OBLIGATIONS RELATED TO THE DOCUMENTATION OF A LIQUIDATION COMPANY
The provisions of applicable law impose certain obligations related to the documentation of the liquidated company, including the appointment of a custodian of the company documentation. Thus, the books and documents of a dissolved company should be handed over for safekeeping to a person indicated in the company agreement or in a resolution of the partners. The resolution may specify the custodian only if the agreement does not indicate one. In the absence of such an indication, the custodian is appointed by the registry court.
It is important that if the company employed employees during its business activity, it is obliged to transfer the employees’ personal and payroll documents for safekeeping to one of the entities authorized to do so. The principles for keeping employee documentation in the event of the employer’s liquidation are specified in the regulations. The entity conducting business in the field of document storage is authorized to store employee documentation after the liquidation of the employer, to which it will be transferred for further storage, providing financial resources for this purpose for the time remaining until the end of the period of storage of documentation established on the basis of separate regulations.
Business activity in the field of storing personal and payroll documentation of employers with a temporary storage period is a regulated activity that may be performed only by entities entered in the register of custodians of personal and payroll files. These entities store the documentation for a fee for the required period based on the agreement concluded with the company. The agreement regarding the storage of payroll and personal documentation of the liquidated company should be concluded before the company is removed from the register, and funds for this purpose should be secured before the end of the liquidation proceedings.

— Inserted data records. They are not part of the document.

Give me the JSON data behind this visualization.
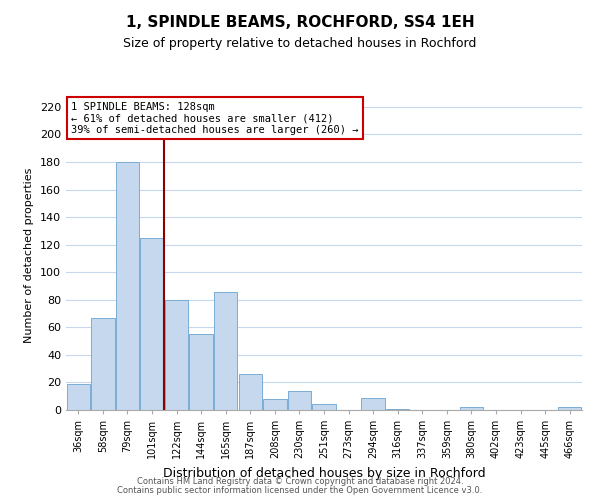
{
  "title": "1, SPINDLE BEAMS, ROCHFORD, SS4 1EH",
  "subtitle": "Size of property relative to detached houses in Rochford",
  "xlabel": "Distribution of detached houses by size in Rochford",
  "ylabel": "Number of detached properties",
  "categories": [
    "36sqm",
    "58sqm",
    "79sqm",
    "101sqm",
    "122sqm",
    "144sqm",
    "165sqm",
    "187sqm",
    "208sqm",
    "230sqm",
    "251sqm",
    "273sqm",
    "294sqm",
    "316sqm",
    "337sqm",
    "359sqm",
    "380sqm",
    "402sqm",
    "423sqm",
    "445sqm",
    "466sqm"
  ],
  "values": [
    19,
    67,
    180,
    125,
    80,
    55,
    86,
    26,
    8,
    14,
    4,
    0,
    9,
    1,
    0,
    0,
    2,
    0,
    0,
    0,
    2
  ],
  "bar_color": "#c5d8ee",
  "bar_edge_color": "#7aadd4",
  "vline_x": 3.5,
  "vline_color": "#8b0000",
  "annotation_text": "1 SPINDLE BEAMS: 128sqm\n← 61% of detached houses are smaller (412)\n39% of semi-detached houses are larger (260) →",
  "annotation_box_color": "#ffffff",
  "annotation_box_edge_color": "#cc0000",
  "ylim": [
    0,
    225
  ],
  "yticks": [
    0,
    20,
    40,
    60,
    80,
    100,
    120,
    140,
    160,
    180,
    200,
    220
  ],
  "footer_line1": "Contains HM Land Registry data © Crown copyright and database right 2024.",
  "footer_line2": "Contains public sector information licensed under the Open Government Licence v3.0.",
  "background_color": "#ffffff",
  "grid_color": "#c8d8ec",
  "title_fontsize": 11,
  "subtitle_fontsize": 9,
  "xlabel_fontsize": 9,
  "ylabel_fontsize": 8,
  "tick_fontsize": 8,
  "annot_fontsize": 7.5
}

REPORTING TO THE COURT THE DISSOLUTION OF A COMPANY
The termination of the activity of a limited liability company takes place by reporting to the register of entrepreneurs the completion of the liquidation by submitting to this register an application for deletion of the company from the National Court Register. This is done by completing anapplication by an electronic proceeding. The dissolution of a limited liability company takes place at the moment of deletion of the company from the National Court Register.
The application for deletion is also subject to a fee in the total amount of PLN 400.00.
DURATION OF THE COMPANY LIQUIDATION PROCESS
There is no specified duration of the liquidation process of a limited liability company. The liquidation procedure of a limited liability company lasts until all activities constituting the liquidation procedure have been completed.
In most cases, the process of liquidating a limited liability company lasts approx. 7-8 months
(min. 6 months from the date of publication of the announcement in Court and Commercial Monitor) and ultimately the course of the liquidation of a limited liability company and its duration depends on the current status of the company and any liabilities.